Отныне, верный своему обещанию, Мариус Петипа поручал мне все более сложные вариации в различных балетах, хореографию которых заказывал ему всемогущий директор Императорских театров Иван Всеволожский. Так, в середине февраля 1891 года я выступила в «фантастическом балете» в трех актах «Калькабрино» на музыку Людвига Минкуса; и снова в ведущей партии выступила Карлотта Брианца. На следующий год маэстро поручил мне роль первого плана в спектакле «Щелкунчик» – в эту пору не проходило и дня, чтобы я не заглянула к великому марсельцу: то разучить какую-либо фигуру под его отеческим взглядом, то просто помочь ему разобрать бумаги и выслушать его комментарии и посвящения в тайны ремесла. Мнe случалось порою заносить на бумагу мелькавшие в его голове мысли о постановках или размышления о сценическом искусстве, мимоходом проскальзывавшие в самом банальном разговоре. В эти мгновения танцовщица превращалась в летописицу – и уверяю вас, что эта последняя деятельность казалась мне ничуть не менее достойной, чем первая. Напротив того: как мне представлялось, дополняя мою жизнь балерины, она придавала ей более глубокое, более волнующее значение.

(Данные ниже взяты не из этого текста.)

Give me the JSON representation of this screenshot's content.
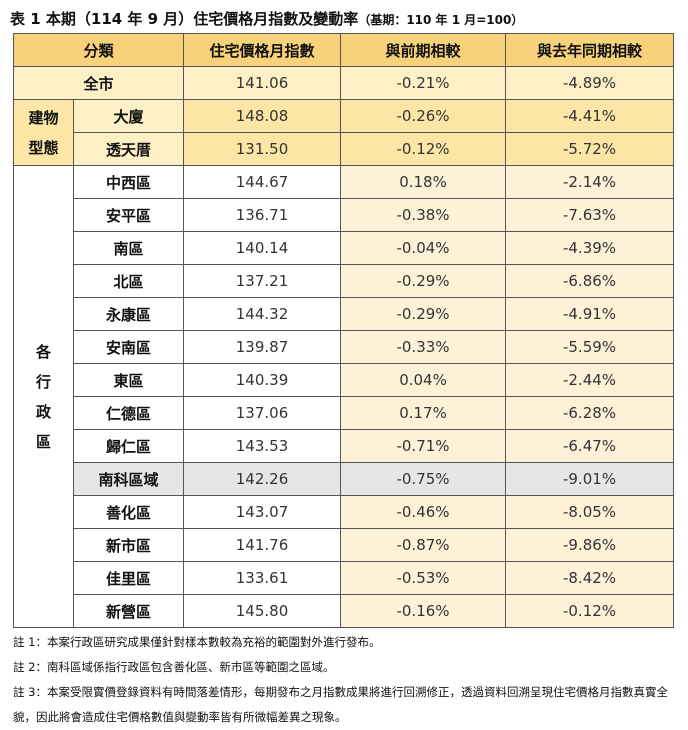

Постоянные визиты к Мариусу Петипа превратили меня в близкого друга семейства. Жена Мариуса, Любовь Леонидовна, моложе супруга на тридцать лет, была когда-то актрисой и выступала в его балетах и водевилях, прежде чем полностью посвятила себя детям. Ее веселость, искренность и легкомыслие контрастировали со скрупулезной серьезностью ее благоверного, постоянно пребывавшего в заботах о точности и совершенстве. Она сразу привязалась ко мне. Называла меня «записной тетрадкой Терпсихоры», «памятной книжкой Мариуса»… Познакомилась я и с дочерьми Петипа. Старшая, Мария, посещала уроки танца и музыки; Вера тоже мечтала о театральных подмостках; что же касается младшей, Евгении, то она была столь тщедушна, что предпочитала лишь наблюдать бурную жизнь других, мечтая, что рано или поздно настанет и ее черед проявить себя. Сыновья Мариуса, уже взрослые, жили своею жизнью, гастролировали по провинциальным городам и навещали родителей в перерыве между двумя турне. Весь этот маленький мир принял меня, как родную. Дом семейства Петипа был точно гудящий улей, и я, столько настрадавшись от того, что была единственным ребенком, отдыхала в этой атмосфере душою; особенно импонировали мне царившие в этом доме порядочность и добродушие. Переступая порог сего жилища, я желала только одного: слиться с радостью каждого из них и поболеть за его планы. Мне представлялось, что этому странному племени скоморохов было присуще нигде более не существующее смешение русского гостеприимства и французского духа. Здесь мы были в России и во Франции разом; здесь говорили по-французски и одновременно всею душою боролись за то, чтобы русский балет восторжествовал на всех европейских сценах. Сказать короче, самый воздух, которым я дышала в этих стенах, был куда более легким и освежающим, чем в нашей грустной квартирке на улице Полтавской, так что в доме у Петипа я засиживалась до неурочных часов и возвращалась к несчастному моему родителю с тоскою и из одного лишь чувства долга. Надо сказать, что мое время было строго расписано: каждое утро я шлифовала свою технику, трудясь у палки под наблюдением одного из хореографов – бывших учеников Петипа. Когда же выдавались свободные часы, я спешила к своему великому наставнику, словно желая дополнить суровую гимнастику тела более субтильной гимнастикой ума.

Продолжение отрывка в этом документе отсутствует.